Wie im Märchen: Kostenlos und professionell unter Windows Videos schneiden
Es klingt wie ein Märchen, ist aber wahr: Es war einmal ein professionelles Videoschnittprogramm, mit dem schnitten ProficutterInnen nicht nur Filme, die die Welt im Kino sah und die mit Preisen überhäuft wurden. Nein, auch die Software selbst erhielt einen Oscar und wurde allenthalben hochgelobt. Das war den MacherInnen aber noch nicht genug und so entschieden sie sich, das Programm kostenlos als OpenSource zur Verfügung zu stellen – ihnen zur Ehre und den NutzerInnen zum Vergnügen. Die FilmemacherInnen in Medienpädagogik und Filmszene frohlockten und lagen sich in den Armen.
Die Rede ist von Lightworks, eine Profi-Videoschnittsoftware für Montage und Mastering, die ab sofort frei und kostenlos zum Download zur Verfügung steht – zunächst für Windows, später auch für OS X und Linux. Ich habe mir die letzten Tage mehrfach die Augen gerieben, aber damit geht ein Traum für die Medienpädagogik in Erfüllung: Ein Videoschnittprogramm mit allem, was das Herz begehrt, ist kostenlos für alle zu haben.
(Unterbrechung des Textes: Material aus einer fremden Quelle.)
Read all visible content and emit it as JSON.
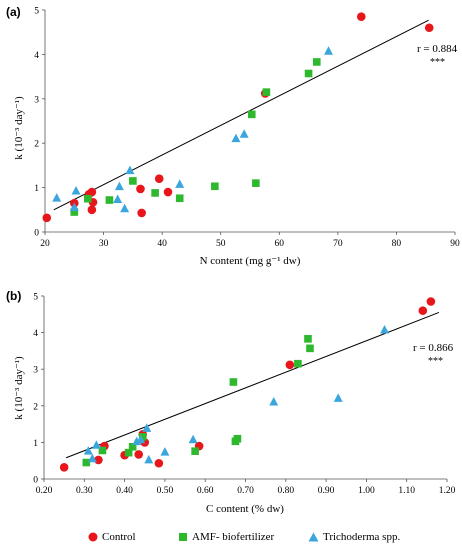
{
  "chart_data": [
    {
      "type": "scatter",
      "panel_label": "(a)",
      "xlabel": "N content (mg g⁻¹ dw)",
      "ylabel": "k (10⁻³ day⁻¹)",
      "xlim": [
        20,
        90
      ],
      "ylim": [
        0,
        5
      ],
      "xticks": [
        "20",
        "30",
        "40",
        "50",
        "60",
        "70",
        "80",
        "90"
      ],
      "yticks": [
        "0",
        "1",
        "2",
        "3",
        "4",
        "5"
      ],
      "grid": false,
      "annotation": "r = 0.884",
      "significance": "***",
      "trendline": {
        "x": [
          21.5,
          85.5
        ],
        "y": [
          0.5,
          4.77
        ]
      },
      "series": [
        {
          "name": "Control",
          "color": "#e8151b",
          "marker": "circle",
          "points": [
            [
              20.3,
              0.32
            ],
            [
              25.0,
              0.65
            ],
            [
              27.5,
              0.85
            ],
            [
              28.0,
              0.9
            ],
            [
              28.0,
              0.5
            ],
            [
              28.2,
              0.67
            ],
            [
              36.3,
              0.97
            ],
            [
              36.5,
              0.43
            ],
            [
              39.5,
              1.2
            ],
            [
              41.0,
              0.9
            ],
            [
              57.6,
              3.12
            ],
            [
              74.0,
              4.85
            ],
            [
              85.6,
              4.6
            ]
          ]
        },
        {
          "name": "AMF- biofertilizer",
          "color": "#2eb82e",
          "marker": "square",
          "points": [
            [
              25.0,
              0.45
            ],
            [
              27.3,
              0.75
            ],
            [
              31.0,
              0.72
            ],
            [
              35.0,
              1.15
            ],
            [
              38.8,
              0.88
            ],
            [
              43.0,
              0.76
            ],
            [
              49.0,
              1.03
            ],
            [
              55.3,
              2.65
            ],
            [
              56.0,
              1.1
            ],
            [
              57.8,
              3.15
            ],
            [
              65.0,
              3.57
            ],
            [
              66.4,
              3.83
            ]
          ]
        },
        {
          "name": "Trichoderma spp.",
          "color": "#3aa6dc",
          "marker": "triangle",
          "points": [
            [
              22.0,
              0.76
            ],
            [
              25.0,
              0.55
            ],
            [
              25.3,
              0.92
            ],
            [
              32.4,
              0.73
            ],
            [
              32.7,
              1.02
            ],
            [
              33.6,
              0.52
            ],
            [
              34.5,
              1.38
            ],
            [
              43.0,
              1.07
            ],
            [
              52.6,
              2.1
            ],
            [
              54.0,
              2.2
            ],
            [
              68.4,
              4.07
            ]
          ]
        }
      ]
    },
    {
      "type": "scatter",
      "panel_label": "(b)",
      "xlabel": "C content (% dw)",
      "ylabel": "k (10⁻³ day⁻¹)",
      "xlim": [
        0.2,
        1.2
      ],
      "ylim": [
        0,
        5
      ],
      "xticks": [
        "0.20",
        "0.30",
        "0.40",
        "0.50",
        "0.60",
        "0.70",
        "0.80",
        "0.90",
        "1.00",
        "1.10",
        "1.20"
      ],
      "yticks": [
        "0",
        "1",
        "2",
        "3",
        "4",
        "5"
      ],
      "grid": false,
      "annotation": "r = 0.866",
      "significance": "***",
      "trendline": {
        "x": [
          0.255,
          1.18
        ],
        "y": [
          0.58,
          4.55
        ]
      },
      "series": [
        {
          "name": "Control",
          "color": "#e8151b",
          "marker": "circle",
          "points": [
            [
              0.25,
              0.32
            ],
            [
              0.335,
              0.52
            ],
            [
              0.35,
              0.9
            ],
            [
              0.4,
              0.65
            ],
            [
              0.435,
              0.67
            ],
            [
              0.445,
              1.22
            ],
            [
              0.45,
              1.0
            ],
            [
              0.485,
              0.43
            ],
            [
              0.585,
              0.9
            ],
            [
              0.81,
              3.12
            ],
            [
              1.14,
              4.6
            ],
            [
              1.16,
              4.85
            ]
          ]
        },
        {
          "name": "AMF- biofertilizer",
          "color": "#2eb82e",
          "marker": "square",
          "points": [
            [
              0.305,
              0.45
            ],
            [
              0.345,
              0.78
            ],
            [
              0.41,
              0.72
            ],
            [
              0.42,
              0.88
            ],
            [
              0.445,
              1.15
            ],
            [
              0.575,
              0.76
            ],
            [
              0.67,
              2.65
            ],
            [
              0.675,
              1.03
            ],
            [
              0.68,
              1.1
            ],
            [
              0.83,
              3.15
            ],
            [
              0.855,
              3.83
            ],
            [
              0.86,
              3.57
            ]
          ]
        },
        {
          "name": "Trichoderma spp.",
          "color": "#3aa6dc",
          "marker": "triangle",
          "points": [
            [
              0.31,
              0.76
            ],
            [
              0.33,
              0.92
            ],
            [
              0.32,
              0.55
            ],
            [
              0.43,
              1.02
            ],
            [
              0.44,
              1.07
            ],
            [
              0.455,
              1.38
            ],
            [
              0.46,
              0.52
            ],
            [
              0.5,
              0.73
            ],
            [
              0.57,
              1.07
            ],
            [
              0.77,
              2.1
            ],
            [
              0.93,
              2.2
            ],
            [
              1.045,
              4.07
            ]
          ]
        }
      ]
    }
  ],
  "legend": {
    "items": [
      {
        "label": "Control",
        "color": "#e8151b",
        "marker": "circle"
      },
      {
        "label": "AMF- biofertilizer",
        "color": "#2eb82e",
        "marker": "square"
      },
      {
        "label": "Trichoderma spp.",
        "color": "#3aa6dc",
        "marker": "triangle"
      }
    ]
  }
}
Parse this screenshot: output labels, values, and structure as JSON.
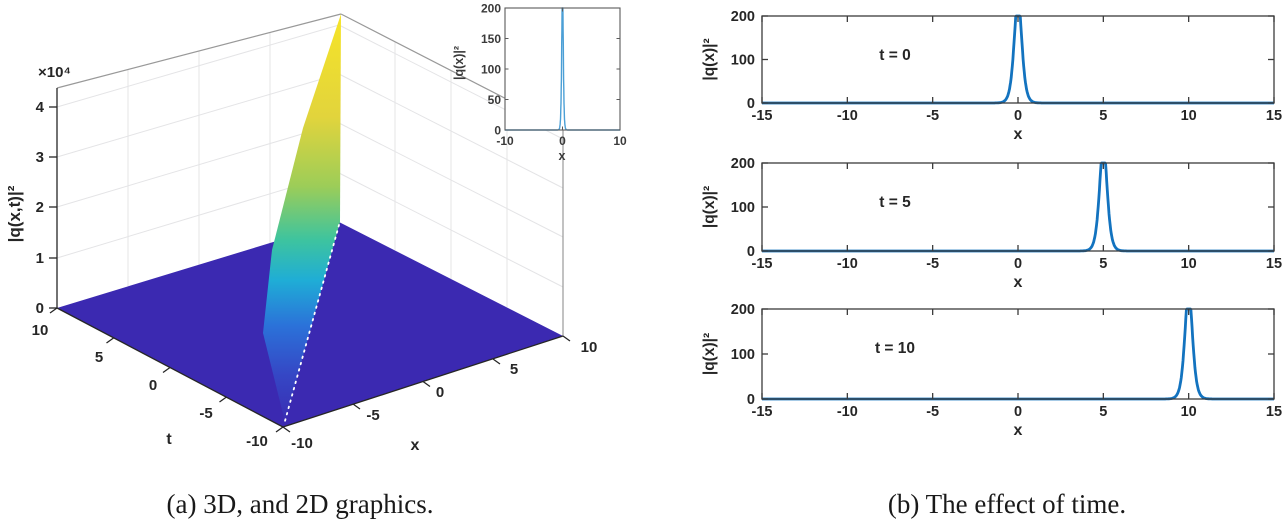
{
  "figure": {
    "type": "scientific-figure",
    "background": "#ffffff"
  },
  "panel_a": {
    "caption": "(a) 3D, and 2D graphics.",
    "z_exponent": "×10⁴",
    "z_label": "|q(x,t)|²",
    "z_ticks": [
      "4",
      "3",
      "2",
      "1",
      "0"
    ],
    "t_label": "t",
    "t_ticks": [
      "10",
      "5",
      "0",
      "-5",
      "-10"
    ],
    "x_label": "x",
    "x_ticks": [
      "-10",
      "-5",
      "0",
      "5",
      "10"
    ],
    "inset": {
      "y_label": "|q(x)|²",
      "y_ticks": [
        "200",
        "150",
        "100",
        "50",
        "0"
      ],
      "x_label": "x",
      "x_ticks": [
        "-10",
        "0",
        "10"
      ]
    }
  },
  "panel_b": {
    "caption": "(b) The effect of time.",
    "y_label": "|q(x)|²",
    "x_label": "x",
    "y_ticks": [
      "200",
      "100",
      "0"
    ],
    "x_ticks": [
      "-15",
      "-10",
      "-5",
      "0",
      "5",
      "10",
      "15"
    ],
    "subplots": [
      {
        "annotation": "t = 0",
        "chart_index": 2
      },
      {
        "annotation": "t = 5",
        "chart_index": 3
      },
      {
        "annotation": "t = 10",
        "chart_index": 4
      }
    ]
  },
  "colors": {
    "matlab_blue": "#1373bf",
    "annotation_blue": "#1778c2",
    "inset_line": "#4b9fd6",
    "floor_indigo": "#3b29b1",
    "wall_top_yellow": "#f6e428",
    "axis_dark": "#262626"
  },
  "chart_data": [
    {
      "type": "surface",
      "xlabel": "x",
      "ylabel": "t",
      "zlabel": "|q(x,t)|²",
      "x_range": [
        -10,
        10
      ],
      "t_range": [
        -10,
        10
      ],
      "z_range": [
        0,
        40000
      ],
      "z_scale_note": "×10⁴",
      "x_ticks": [
        -10,
        -5,
        0,
        5,
        10
      ],
      "t_ticks": [
        -10,
        -5,
        0,
        5,
        10
      ],
      "z_ticks": [
        0,
        1,
        2,
        3,
        4
      ],
      "colormap": "parula",
      "description": "Flat near-zero surface with a sharp soliton wall along the diagonal x = t; wall height rises linearly to about 4×10⁴ at (x,t)=(10,10). White dotted line marks the ridge path on the floor."
    },
    {
      "type": "line",
      "role": "inset",
      "xlabel": "x",
      "ylabel": "|q(x)|²",
      "x_range": [
        -10,
        10
      ],
      "y_range": [
        0,
        200
      ],
      "x_ticks": [
        -10,
        0,
        10
      ],
      "y_ticks": [
        0,
        50,
        100,
        150,
        200
      ],
      "peak_center": 0,
      "peak_height": 200,
      "peak_width": 0.18,
      "clip_amplitude": 235
    },
    {
      "type": "line",
      "annotation": "t = 0",
      "xlabel": "x",
      "ylabel": "|q(x)|²",
      "x_range": [
        -15,
        15
      ],
      "y_range": [
        0,
        200
      ],
      "x_ticks": [
        -15,
        -10,
        -5,
        0,
        5,
        10,
        15
      ],
      "y_ticks": [
        0,
        100,
        200
      ],
      "peak_center": 0,
      "peak_height": 200,
      "peak_width": 0.3,
      "clip_amplitude": 240
    },
    {
      "type": "line",
      "annotation": "t = 5",
      "xlabel": "x",
      "ylabel": "|q(x)|²",
      "x_range": [
        -15,
        15
      ],
      "y_range": [
        0,
        200
      ],
      "x_ticks": [
        -15,
        -10,
        -5,
        0,
        5,
        10,
        15
      ],
      "y_ticks": [
        0,
        100,
        200
      ],
      "peak_center": 5,
      "peak_height": 200,
      "peak_width": 0.3,
      "clip_amplitude": 240
    },
    {
      "type": "line",
      "annotation": "t = 10",
      "xlabel": "x",
      "ylabel": "|q(x)|²",
      "x_range": [
        -15,
        15
      ],
      "y_range": [
        0,
        200
      ],
      "x_ticks": [
        -15,
        -10,
        -5,
        0,
        5,
        10,
        15
      ],
      "y_ticks": [
        0,
        100,
        200
      ],
      "peak_center": 10,
      "peak_height": 200,
      "peak_width": 0.3,
      "clip_amplitude": 240
    }
  ]
}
Ich glaube sogar, dass das eine Revolution für die Aktive Videoarbeit bedeuten kann.
Grund genug, die frohe Kunde in die medienpädagogische Welt hinauszuposaunen und einen kurzen Praxistest zu machen (s.u.). Der ist vorsichtig begeistert ausgefallen und ich empfehle Lightworks für anspruchsvollere Videoprojekte absolut weiter. [via PAGE]
Fernwartung – kostenlos und plattformübergreifend
Ein kleiner Software-Tipp nach dem Wochenende: Medienpädagogen sind in aller Regel auch für die Hege und Pflege der EDV im Freundeskreis zuständig. Da zu viel Bewegung zwischen einzelnen Computern bekanntlich gesund ist und ich meinen Büro-Stuhl sehr mag, nutze ich sehr oft das (für die nicht-kommerzielle Nutzung) kostenlose Remote-Control Tool Teamviewer. Das wirklich umwerfende an diesem Programm ist die Plattformunabhängigkeit. Teamviewer gibt es für Mac, Linux und Windows. Mobile Administratoren können über das iPhone App oder über den Browser mit dem Web Connector das System des Gegenübers pflegen. Benutzer ohne Adminrechte können unter Windows mit dem Quicksupport (keine Installation erforderlich) die benötigte Hilfe legitimieren.
Neu mit der aktuell erschienen Version 6 (Beta) ist neben einer vereinfachten Einrichtung und einer besseren Geschwindigkeit z.b. auch die Möglichkeit, den PC mit verschiedenen Benutzerkonten neu zu starten und sich anzumelden. Wie sieht es bei Ihnen aus? Welches Programm nutzen Sie zur Pflege fremder Computer?